I’m definitely not an expert. Just a consumer who tries to take security seriously (not to imply that Monzo don’t!) and falls more on the security side vs convenience.
To be clear, I’m not comparing to other banks. I have various accounts and some are better than others. Some definitely go to town with the security theatre (NatWest with their ******* PIN terminal) which is annoying to the point of just avoiding it.
I’m all for ML. I work for a tech company and we use a (highly publicised) combination of ML and humans to detect fraud on our customer transactions. I just have the opinion that these things are additive. Not either / or. I’ve also personally had fraudulent activity occur on my Monzo account which only failed because I didn’t have enough funds and then was quick enough to see the transaction and freeze my card.
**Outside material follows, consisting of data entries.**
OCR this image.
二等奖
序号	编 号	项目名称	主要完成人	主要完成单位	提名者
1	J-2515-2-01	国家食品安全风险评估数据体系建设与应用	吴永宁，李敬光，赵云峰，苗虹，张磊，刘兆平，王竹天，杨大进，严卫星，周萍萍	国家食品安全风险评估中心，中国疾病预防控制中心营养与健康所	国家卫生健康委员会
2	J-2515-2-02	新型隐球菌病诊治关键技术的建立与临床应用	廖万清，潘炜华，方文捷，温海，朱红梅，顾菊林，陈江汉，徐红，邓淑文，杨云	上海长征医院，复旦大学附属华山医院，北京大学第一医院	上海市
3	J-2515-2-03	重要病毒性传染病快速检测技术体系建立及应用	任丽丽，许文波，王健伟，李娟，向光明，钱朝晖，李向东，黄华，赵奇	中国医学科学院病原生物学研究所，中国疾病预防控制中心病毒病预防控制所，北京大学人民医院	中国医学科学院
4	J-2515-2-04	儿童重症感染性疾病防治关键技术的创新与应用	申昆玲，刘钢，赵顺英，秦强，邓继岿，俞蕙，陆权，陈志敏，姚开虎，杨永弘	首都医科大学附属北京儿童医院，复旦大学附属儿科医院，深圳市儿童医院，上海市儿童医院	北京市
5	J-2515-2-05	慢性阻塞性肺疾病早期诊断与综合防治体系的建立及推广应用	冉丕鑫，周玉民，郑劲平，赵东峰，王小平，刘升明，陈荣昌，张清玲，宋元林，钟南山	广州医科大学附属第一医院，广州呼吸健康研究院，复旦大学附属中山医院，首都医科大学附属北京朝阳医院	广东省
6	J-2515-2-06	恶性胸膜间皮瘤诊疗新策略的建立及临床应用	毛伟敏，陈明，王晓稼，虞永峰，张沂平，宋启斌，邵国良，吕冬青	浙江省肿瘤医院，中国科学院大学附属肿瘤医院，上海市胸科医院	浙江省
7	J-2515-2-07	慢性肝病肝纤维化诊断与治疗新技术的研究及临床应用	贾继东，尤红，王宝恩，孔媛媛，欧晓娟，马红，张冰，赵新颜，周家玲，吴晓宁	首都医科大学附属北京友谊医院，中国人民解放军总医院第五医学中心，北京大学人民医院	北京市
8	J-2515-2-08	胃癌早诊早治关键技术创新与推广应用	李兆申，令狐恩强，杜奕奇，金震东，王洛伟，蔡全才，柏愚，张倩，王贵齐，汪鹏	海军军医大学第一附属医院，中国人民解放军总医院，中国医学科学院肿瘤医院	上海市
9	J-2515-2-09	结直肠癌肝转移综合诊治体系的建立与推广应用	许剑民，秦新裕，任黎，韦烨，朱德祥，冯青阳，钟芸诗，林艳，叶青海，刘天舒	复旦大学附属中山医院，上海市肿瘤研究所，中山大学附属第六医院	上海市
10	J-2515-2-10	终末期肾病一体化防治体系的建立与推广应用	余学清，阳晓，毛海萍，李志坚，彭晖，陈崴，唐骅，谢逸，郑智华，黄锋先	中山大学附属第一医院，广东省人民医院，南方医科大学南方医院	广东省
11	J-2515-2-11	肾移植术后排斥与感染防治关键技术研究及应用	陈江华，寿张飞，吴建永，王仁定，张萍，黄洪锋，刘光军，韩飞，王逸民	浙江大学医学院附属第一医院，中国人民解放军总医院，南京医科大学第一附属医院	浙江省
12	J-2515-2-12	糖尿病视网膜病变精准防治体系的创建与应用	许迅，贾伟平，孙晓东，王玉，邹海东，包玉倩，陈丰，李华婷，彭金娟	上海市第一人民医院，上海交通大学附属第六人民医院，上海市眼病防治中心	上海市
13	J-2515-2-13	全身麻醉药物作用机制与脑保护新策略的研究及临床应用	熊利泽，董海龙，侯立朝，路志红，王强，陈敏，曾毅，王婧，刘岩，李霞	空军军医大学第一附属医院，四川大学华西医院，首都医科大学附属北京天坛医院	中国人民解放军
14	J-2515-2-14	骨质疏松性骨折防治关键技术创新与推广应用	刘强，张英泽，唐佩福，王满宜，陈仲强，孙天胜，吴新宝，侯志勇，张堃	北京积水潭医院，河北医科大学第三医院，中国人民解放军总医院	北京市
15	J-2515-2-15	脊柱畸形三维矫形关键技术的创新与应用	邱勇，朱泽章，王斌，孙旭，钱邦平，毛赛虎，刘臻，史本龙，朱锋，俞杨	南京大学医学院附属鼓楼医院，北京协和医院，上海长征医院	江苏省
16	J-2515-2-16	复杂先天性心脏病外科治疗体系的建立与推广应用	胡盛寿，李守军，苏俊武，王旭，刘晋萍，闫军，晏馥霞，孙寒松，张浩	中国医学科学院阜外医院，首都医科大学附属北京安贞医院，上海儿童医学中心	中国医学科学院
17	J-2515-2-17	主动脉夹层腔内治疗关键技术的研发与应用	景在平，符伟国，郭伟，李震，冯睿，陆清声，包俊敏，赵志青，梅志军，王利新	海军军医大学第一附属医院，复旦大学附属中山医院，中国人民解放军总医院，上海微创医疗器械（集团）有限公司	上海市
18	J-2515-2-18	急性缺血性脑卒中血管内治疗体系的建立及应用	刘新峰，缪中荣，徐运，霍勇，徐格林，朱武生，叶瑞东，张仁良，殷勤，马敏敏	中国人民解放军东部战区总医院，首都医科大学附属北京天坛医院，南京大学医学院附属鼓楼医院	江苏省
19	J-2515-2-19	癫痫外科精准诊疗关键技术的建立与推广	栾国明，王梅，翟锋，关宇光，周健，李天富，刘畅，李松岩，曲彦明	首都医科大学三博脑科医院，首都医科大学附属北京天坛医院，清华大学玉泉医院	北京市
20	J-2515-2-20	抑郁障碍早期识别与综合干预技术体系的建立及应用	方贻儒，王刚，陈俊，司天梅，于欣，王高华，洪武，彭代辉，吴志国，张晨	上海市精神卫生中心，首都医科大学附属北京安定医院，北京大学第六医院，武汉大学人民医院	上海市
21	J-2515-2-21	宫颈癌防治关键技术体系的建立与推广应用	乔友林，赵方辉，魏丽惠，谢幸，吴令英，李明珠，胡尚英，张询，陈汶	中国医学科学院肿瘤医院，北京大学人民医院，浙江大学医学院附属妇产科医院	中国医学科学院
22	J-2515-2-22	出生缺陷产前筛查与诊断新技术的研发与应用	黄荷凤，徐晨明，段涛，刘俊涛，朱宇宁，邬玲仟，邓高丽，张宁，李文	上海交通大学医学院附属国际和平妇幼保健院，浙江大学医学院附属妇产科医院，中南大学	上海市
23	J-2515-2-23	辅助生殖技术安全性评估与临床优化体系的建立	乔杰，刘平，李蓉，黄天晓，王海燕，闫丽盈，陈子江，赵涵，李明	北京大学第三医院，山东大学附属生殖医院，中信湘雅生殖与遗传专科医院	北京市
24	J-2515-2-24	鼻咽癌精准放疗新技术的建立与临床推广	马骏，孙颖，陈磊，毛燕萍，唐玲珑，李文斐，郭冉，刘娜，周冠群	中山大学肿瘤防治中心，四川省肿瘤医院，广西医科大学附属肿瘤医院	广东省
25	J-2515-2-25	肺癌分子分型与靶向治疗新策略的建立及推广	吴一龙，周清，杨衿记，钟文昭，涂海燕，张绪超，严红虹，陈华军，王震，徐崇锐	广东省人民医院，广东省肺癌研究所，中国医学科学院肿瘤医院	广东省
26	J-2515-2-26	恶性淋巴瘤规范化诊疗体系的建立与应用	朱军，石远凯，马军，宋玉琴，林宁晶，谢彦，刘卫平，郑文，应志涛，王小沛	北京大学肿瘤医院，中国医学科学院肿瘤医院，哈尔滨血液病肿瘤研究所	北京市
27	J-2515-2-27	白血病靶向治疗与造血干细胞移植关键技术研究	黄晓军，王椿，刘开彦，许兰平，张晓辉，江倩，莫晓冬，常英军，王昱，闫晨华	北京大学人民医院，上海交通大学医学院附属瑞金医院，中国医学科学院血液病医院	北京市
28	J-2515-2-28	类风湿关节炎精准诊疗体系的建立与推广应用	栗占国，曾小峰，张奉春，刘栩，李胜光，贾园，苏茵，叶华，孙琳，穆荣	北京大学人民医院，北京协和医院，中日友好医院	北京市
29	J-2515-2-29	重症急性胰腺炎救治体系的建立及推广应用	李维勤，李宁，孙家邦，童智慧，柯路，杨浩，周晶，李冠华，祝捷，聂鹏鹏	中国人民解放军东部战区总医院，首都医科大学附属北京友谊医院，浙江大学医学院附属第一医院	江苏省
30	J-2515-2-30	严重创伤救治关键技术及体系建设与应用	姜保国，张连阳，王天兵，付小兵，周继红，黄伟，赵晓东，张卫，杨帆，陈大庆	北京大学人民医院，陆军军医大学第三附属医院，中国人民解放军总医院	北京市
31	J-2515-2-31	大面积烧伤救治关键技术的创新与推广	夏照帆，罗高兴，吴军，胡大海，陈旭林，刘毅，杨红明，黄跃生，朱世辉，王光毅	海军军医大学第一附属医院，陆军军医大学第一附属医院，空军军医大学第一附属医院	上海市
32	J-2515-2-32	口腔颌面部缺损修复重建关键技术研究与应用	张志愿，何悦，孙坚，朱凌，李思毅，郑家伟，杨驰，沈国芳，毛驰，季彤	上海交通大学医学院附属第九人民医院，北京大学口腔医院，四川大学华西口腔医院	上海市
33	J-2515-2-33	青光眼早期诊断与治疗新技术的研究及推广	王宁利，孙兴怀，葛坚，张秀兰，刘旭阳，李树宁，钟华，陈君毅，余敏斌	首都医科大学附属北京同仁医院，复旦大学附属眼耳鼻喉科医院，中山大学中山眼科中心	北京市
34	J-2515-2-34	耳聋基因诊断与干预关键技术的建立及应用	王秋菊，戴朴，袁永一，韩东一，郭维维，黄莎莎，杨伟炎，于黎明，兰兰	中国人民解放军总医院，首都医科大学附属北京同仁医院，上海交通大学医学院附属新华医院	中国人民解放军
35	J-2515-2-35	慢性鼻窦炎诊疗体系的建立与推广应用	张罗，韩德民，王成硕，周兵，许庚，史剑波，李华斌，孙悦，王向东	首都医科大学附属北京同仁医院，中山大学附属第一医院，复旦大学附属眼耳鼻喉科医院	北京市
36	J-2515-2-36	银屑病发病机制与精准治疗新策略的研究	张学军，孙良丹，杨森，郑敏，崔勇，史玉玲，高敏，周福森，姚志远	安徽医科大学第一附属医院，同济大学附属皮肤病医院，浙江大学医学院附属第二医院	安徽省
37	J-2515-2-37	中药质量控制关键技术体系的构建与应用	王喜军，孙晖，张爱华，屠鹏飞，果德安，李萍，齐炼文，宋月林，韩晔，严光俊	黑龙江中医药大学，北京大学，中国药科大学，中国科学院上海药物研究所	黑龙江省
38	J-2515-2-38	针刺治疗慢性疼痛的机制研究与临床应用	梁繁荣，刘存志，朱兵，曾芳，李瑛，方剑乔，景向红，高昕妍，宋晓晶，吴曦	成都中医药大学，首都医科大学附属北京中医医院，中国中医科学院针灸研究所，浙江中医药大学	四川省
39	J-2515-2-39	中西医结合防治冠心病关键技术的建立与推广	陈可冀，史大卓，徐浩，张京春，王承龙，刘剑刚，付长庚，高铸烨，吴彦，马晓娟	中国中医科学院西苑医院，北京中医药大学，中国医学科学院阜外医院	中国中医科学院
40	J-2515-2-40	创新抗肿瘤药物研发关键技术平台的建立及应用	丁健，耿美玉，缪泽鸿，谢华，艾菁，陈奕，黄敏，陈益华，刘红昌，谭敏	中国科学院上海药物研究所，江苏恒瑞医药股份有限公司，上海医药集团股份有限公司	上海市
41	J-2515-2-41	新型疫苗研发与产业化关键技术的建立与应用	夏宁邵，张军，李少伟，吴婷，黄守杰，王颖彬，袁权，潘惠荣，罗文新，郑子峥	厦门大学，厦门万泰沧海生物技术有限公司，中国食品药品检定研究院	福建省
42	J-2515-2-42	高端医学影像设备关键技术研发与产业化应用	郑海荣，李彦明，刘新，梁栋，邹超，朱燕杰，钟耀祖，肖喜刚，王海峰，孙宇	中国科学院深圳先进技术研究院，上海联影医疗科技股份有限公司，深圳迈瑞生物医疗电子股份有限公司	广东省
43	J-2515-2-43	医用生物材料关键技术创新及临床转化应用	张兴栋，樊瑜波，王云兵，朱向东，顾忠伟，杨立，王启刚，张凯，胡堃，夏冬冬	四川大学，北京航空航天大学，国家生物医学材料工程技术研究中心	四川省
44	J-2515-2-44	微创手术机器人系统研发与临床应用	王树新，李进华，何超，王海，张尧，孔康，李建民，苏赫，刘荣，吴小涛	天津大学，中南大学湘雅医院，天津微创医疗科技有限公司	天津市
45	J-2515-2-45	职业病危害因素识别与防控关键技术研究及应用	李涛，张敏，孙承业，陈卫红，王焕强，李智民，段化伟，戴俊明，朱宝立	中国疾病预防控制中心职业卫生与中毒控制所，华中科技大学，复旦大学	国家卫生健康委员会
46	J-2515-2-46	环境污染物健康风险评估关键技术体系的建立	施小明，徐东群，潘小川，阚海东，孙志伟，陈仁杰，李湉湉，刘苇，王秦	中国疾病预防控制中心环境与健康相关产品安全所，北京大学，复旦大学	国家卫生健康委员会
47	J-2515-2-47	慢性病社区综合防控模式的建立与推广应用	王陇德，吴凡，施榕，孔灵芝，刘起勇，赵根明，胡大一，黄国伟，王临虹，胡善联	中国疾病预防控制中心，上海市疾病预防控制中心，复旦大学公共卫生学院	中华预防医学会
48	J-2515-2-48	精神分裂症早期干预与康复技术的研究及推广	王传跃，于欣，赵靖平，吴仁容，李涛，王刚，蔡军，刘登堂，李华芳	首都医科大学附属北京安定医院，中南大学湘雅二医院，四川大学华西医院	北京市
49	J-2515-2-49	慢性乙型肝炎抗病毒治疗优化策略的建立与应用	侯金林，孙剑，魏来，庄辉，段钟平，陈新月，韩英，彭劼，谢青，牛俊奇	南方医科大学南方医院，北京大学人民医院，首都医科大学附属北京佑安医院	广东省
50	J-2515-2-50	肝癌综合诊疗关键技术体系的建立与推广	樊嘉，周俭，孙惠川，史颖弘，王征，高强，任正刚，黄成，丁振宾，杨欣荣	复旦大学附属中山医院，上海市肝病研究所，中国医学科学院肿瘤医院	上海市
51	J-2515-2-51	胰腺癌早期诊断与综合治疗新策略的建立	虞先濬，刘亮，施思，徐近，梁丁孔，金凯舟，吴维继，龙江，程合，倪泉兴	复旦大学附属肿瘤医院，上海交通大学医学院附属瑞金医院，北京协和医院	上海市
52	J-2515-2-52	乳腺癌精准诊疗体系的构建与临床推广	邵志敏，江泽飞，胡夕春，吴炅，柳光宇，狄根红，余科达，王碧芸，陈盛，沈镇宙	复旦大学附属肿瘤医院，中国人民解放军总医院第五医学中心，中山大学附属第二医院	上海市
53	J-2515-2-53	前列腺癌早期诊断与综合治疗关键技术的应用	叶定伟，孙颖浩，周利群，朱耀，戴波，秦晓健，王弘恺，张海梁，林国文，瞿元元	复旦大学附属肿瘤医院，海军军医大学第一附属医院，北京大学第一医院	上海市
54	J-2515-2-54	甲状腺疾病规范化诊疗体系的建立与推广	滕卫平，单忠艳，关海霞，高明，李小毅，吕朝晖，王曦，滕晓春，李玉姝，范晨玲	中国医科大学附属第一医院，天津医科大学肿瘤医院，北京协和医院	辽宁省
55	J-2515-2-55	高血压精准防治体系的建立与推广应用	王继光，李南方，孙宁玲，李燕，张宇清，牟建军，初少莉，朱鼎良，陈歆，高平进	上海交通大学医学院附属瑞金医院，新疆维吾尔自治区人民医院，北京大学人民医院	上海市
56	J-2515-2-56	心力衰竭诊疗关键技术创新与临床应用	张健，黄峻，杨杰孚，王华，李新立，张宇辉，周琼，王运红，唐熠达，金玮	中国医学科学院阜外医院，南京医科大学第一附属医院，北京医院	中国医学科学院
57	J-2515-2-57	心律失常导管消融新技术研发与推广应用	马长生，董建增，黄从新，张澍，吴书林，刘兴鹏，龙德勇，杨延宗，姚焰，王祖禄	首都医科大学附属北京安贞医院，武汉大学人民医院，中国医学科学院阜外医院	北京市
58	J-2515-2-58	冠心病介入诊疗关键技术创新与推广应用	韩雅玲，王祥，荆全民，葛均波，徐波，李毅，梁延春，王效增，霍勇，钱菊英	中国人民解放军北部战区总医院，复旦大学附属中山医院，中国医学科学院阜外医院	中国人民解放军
I wouldn’t say my email comment was refuted. Just that some email is encrypted. Which is great but it it doesn’t completrly solve the problems.
I also was only ever arguing for more security when intially logging into a new phone. Not for every time you use the app. I think the increase in security is worth the trade off.
The comment by @rjevski also indicates that Monzo are solving for the average customer rather than the more security conscious. And that’s a perfectly fine goal. Perhaps it’s is a better solution for the majority of customers and it lowers support costs. But if you do happen to use strong unique passwords that isn’t really a problem you need solved.
I use a lot of online services and a strong unique password coupled with 2FA (not via SMS) seems to generally be a widely accepted good enough solution.